DELPHOS — A public forum turned out a large crowd as Delphos City Council members answered several questions submitted by the public Wednesday at City Hall.
Council President Kim Riddell read a list of 50 questions submitted to the city, and Delphos Mayor Mike Gallmeier gave brief, concise answers to most questions. Many of the questions eventually led back to what seemed to be the major concerns of residents, the number of police staff the city plans to maintain, and the possible closing or reduction of hours committed to recreation, primarily closing the municipal pool.
The city has already made several cuts to its budget, including a reduction of 31 percent of city personnel since 2012. However, the council has been faced with the dilemma of a water and wastewater budgets going into the red in 2015. The city has proposed a 0.25 percent income tax on the May ballot. With a levy failure, current projections have both the water and sewer funds drifting into the red by 2015. The sewer balance is at $1.2 million and the water balance is at $474,000.
City auditor Thomas Jettinghoff said projections have them falling to $259,000 and $202,000 before finally going into the red at $501,000 and $44,000 in 2015. Much of the problem was created when Orval Kent went bankrupt in the community in 2012. Reser Foods bought the business out of bankruptcy but closed the doors in July.
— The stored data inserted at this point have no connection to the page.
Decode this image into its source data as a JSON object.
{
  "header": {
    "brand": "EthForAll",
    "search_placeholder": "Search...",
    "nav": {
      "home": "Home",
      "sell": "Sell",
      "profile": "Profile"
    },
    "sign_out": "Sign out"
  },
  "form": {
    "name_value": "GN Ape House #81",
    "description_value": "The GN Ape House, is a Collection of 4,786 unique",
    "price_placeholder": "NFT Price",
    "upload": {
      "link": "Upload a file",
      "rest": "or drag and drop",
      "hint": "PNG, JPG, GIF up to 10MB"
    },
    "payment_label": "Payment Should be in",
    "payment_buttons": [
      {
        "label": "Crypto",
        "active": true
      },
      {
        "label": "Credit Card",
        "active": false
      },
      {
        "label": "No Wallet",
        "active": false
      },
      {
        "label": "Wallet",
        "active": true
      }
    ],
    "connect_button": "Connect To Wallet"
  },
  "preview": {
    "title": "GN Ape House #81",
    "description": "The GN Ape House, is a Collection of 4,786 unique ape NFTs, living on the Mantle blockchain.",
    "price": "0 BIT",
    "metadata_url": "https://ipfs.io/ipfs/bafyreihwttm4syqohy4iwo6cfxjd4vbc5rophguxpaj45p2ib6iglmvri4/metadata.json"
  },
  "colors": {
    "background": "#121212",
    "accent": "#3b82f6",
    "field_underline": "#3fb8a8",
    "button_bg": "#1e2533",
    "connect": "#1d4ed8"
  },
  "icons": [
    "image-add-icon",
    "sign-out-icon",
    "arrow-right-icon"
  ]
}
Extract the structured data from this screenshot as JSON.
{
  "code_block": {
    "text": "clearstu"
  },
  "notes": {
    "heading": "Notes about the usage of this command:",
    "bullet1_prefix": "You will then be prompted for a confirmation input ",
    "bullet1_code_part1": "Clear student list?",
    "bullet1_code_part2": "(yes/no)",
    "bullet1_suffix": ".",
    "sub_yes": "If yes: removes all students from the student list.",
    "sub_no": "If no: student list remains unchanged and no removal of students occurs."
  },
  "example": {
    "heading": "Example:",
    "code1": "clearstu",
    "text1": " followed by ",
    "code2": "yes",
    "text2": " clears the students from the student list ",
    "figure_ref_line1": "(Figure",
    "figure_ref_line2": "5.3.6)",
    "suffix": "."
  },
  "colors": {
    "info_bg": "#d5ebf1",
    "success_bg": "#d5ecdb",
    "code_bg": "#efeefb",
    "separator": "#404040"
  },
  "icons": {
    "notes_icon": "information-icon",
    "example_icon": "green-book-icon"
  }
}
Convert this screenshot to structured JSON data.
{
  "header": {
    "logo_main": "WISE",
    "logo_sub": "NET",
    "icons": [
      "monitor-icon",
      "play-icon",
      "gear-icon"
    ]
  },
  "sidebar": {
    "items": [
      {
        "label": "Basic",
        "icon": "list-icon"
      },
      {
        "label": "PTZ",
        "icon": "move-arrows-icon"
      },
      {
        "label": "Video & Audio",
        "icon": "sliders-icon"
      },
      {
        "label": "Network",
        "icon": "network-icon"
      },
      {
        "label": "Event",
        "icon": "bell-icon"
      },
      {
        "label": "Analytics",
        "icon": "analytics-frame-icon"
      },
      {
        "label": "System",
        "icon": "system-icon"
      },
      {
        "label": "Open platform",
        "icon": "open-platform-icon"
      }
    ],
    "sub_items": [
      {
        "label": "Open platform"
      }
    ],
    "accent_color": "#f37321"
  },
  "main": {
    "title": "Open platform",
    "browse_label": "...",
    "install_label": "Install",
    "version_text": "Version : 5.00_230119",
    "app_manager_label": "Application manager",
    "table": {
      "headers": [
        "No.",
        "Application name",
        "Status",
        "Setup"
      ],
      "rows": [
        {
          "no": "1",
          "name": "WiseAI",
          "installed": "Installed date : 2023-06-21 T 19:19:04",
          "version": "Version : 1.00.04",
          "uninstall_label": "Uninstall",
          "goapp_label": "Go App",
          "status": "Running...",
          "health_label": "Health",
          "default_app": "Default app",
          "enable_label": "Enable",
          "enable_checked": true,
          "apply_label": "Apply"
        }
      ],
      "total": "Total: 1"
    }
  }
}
Jettinghoff said the business was a major customer, and the city lost a lot of revenue when it closed.
Riddell told residents the city had also lost about $280,000 in state cuts to local funds and elimination of estate taxes.
Talk heavily revolved around hiring at the Police Department. The city, once staffed with 14 full-time officers, had dwindled down to nine officers in 2013 because of retirements and resignations. A 10th officer was recently hired and the council has approved the hiring of an 11th officer if the income tax passes in May.
Police Chief Kyle Fittro said that 14 is the guideline for considering a full staff and added that 11 officers were needed to maintain two officers on duty full-time in the village. Several residents took offense to the 14 number, despite the council’s insistence that they realize there will not be 14 police officers in the near future. Council also has postponed the hiring of the 11th officer pending the outcome of the May vote.
Ridell told those in attendance that in addition to maintaining 10 officers, residents would be looking at a 23 percent increase in wastewater and a 15 percent increase in water bills. While they will face hikes regardless, residents will see those percentage cut by two-thirds with a levy passage. Other possible cuts include closing or reducing hours at the pool, reduction or elimination of income tax credits, changing to a volunteer fire department, eliminating sewer and water adjustments for leaks, increase in utilities and increasing pool revenue.
One resident at the meeting, Tim Honingford, was especially vocal in some of his concerns. He said that he felt Fittro was looking out for the Police Department needs over the needs of the whole community, and he addressed his disgruntlement that three councilors were not present at the meeting. At one point, Gallmeier threatened to have Fittro remove Honingford from the meeting. Honingford also expressed that he felt the closing of the pool was being used as a scare tactic to pass the levy and that the police force should remain at 10 officers.